In the teams I've worked with recently stories usually contain the “As a …” phrase, a number of explanations, a number of acceptance criteria, and some attachments as needed. I think it's fair to argue that this preparation, that sprung from the imagination of one or two people, constitutes some serious up-front design that has several severe consequences.
The obvious thing is that such stories are not based on the latest state of the project, because they have created, in all detail, before their previous sprint was finished and reviewed. This alone makes it just so much less likely that teams will find the best, most effective solution to a problem.

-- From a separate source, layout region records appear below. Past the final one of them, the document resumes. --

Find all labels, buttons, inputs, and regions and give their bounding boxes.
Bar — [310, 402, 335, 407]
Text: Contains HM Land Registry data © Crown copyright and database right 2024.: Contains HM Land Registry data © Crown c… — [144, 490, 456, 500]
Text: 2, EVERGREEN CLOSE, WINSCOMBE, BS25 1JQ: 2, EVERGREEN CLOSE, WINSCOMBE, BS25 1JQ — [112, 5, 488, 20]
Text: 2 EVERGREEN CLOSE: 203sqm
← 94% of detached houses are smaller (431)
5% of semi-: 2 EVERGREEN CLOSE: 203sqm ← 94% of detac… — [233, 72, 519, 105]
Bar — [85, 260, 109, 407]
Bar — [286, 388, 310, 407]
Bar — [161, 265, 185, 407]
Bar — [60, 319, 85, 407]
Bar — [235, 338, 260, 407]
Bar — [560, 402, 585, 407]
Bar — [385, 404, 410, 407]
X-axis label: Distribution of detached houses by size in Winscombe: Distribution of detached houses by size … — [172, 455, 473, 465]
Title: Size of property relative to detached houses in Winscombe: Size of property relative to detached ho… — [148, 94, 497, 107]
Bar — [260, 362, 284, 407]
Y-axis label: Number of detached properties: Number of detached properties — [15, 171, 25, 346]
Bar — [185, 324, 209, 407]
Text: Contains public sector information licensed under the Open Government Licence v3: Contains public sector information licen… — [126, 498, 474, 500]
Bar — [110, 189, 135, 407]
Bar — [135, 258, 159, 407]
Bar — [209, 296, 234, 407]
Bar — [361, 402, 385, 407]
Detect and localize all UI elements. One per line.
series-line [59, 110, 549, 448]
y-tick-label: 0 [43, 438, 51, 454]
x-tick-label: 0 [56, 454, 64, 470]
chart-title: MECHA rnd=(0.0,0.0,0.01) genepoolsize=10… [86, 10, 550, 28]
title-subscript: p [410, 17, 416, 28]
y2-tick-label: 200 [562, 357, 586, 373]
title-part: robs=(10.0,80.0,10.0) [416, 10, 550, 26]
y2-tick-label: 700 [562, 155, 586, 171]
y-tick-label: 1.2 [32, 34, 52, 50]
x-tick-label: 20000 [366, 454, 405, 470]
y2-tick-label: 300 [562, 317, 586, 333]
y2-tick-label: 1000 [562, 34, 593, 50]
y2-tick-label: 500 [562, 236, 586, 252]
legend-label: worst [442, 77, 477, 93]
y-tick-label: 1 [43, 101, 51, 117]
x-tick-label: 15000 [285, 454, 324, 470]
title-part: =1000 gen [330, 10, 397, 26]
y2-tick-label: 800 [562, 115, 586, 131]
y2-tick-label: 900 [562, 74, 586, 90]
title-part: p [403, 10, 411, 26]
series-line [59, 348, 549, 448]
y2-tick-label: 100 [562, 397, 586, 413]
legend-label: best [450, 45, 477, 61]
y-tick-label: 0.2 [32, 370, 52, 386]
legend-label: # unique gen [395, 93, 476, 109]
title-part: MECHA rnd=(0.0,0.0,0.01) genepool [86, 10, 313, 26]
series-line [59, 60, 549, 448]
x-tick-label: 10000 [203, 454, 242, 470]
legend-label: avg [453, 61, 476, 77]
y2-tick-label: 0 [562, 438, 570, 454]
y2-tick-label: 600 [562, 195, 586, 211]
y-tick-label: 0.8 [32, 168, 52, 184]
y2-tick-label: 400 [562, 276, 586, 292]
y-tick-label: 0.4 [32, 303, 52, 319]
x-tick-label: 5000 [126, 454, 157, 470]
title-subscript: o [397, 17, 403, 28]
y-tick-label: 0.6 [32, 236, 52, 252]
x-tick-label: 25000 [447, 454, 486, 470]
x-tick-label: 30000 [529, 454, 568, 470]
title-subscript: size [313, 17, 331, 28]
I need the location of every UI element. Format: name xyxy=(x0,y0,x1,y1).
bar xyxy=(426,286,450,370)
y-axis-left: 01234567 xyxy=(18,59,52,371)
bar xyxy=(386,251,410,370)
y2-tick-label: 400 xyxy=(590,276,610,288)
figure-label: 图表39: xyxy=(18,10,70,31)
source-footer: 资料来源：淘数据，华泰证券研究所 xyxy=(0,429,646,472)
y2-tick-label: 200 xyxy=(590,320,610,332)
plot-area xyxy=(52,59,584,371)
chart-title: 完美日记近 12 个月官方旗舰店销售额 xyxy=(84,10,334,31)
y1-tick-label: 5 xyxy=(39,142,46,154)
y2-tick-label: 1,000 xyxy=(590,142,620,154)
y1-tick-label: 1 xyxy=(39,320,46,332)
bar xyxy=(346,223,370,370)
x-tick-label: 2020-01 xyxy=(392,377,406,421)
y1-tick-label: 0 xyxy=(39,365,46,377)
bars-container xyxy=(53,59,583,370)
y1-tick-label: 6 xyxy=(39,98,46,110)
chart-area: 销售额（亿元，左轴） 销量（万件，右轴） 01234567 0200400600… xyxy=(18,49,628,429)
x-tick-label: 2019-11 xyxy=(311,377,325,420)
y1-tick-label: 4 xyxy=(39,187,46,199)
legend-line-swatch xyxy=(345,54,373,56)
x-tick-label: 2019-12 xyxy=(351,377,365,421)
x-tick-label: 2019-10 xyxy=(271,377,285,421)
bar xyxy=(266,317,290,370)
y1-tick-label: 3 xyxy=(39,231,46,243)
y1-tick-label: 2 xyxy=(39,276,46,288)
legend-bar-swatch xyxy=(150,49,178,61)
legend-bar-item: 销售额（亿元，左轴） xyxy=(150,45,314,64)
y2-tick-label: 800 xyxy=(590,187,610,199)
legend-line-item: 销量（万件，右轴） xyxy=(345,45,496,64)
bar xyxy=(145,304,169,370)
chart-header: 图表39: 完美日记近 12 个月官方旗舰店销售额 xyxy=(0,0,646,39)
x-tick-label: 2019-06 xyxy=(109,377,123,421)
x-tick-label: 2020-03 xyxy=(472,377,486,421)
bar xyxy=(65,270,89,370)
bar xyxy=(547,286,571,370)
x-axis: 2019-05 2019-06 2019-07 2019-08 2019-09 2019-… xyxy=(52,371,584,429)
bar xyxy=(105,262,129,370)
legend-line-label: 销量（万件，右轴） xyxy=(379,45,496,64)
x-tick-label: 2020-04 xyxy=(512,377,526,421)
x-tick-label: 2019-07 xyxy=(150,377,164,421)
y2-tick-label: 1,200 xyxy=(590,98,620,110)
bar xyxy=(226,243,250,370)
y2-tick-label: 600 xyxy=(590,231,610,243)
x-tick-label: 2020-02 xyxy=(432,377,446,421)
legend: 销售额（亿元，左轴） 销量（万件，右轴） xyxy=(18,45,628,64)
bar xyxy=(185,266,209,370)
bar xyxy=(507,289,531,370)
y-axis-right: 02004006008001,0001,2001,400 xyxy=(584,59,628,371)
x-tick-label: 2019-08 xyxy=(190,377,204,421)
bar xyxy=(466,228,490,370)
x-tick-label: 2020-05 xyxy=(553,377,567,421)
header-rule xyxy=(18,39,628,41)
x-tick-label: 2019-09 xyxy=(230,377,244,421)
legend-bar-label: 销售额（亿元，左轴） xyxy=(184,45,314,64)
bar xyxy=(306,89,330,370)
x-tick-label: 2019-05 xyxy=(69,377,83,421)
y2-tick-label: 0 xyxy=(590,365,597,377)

Perhaps a bit less obviously, such complete user stories will also put the developers (and everyone else not involved in writing them) at an unfair disadvantage for the negotiations of the story’s details, possible alternatives, or variants. It is way more difficult to modify an exisiting solution proposal into the best one the group could come up with than developing that from scratch.
Continuous collaborative learning is one of the fundamental principles of Agile. We're trying hard to get rid of big up-front design because we believe that group decisions based on the most recent learnings and changes in the project’s environment beat a single mastermind’s plans every day. Let’s do the same with small up-front design, for the same reason.
I therefore propose to strictly develop all User Stories collaboratively between the Development Team and the Product Owner. The PO’s preparation of the Sprint Planning meeting (or separate estimation meeting) should consist in a pre-ordered list of “As a …” phrases. Everything else must be found as a group.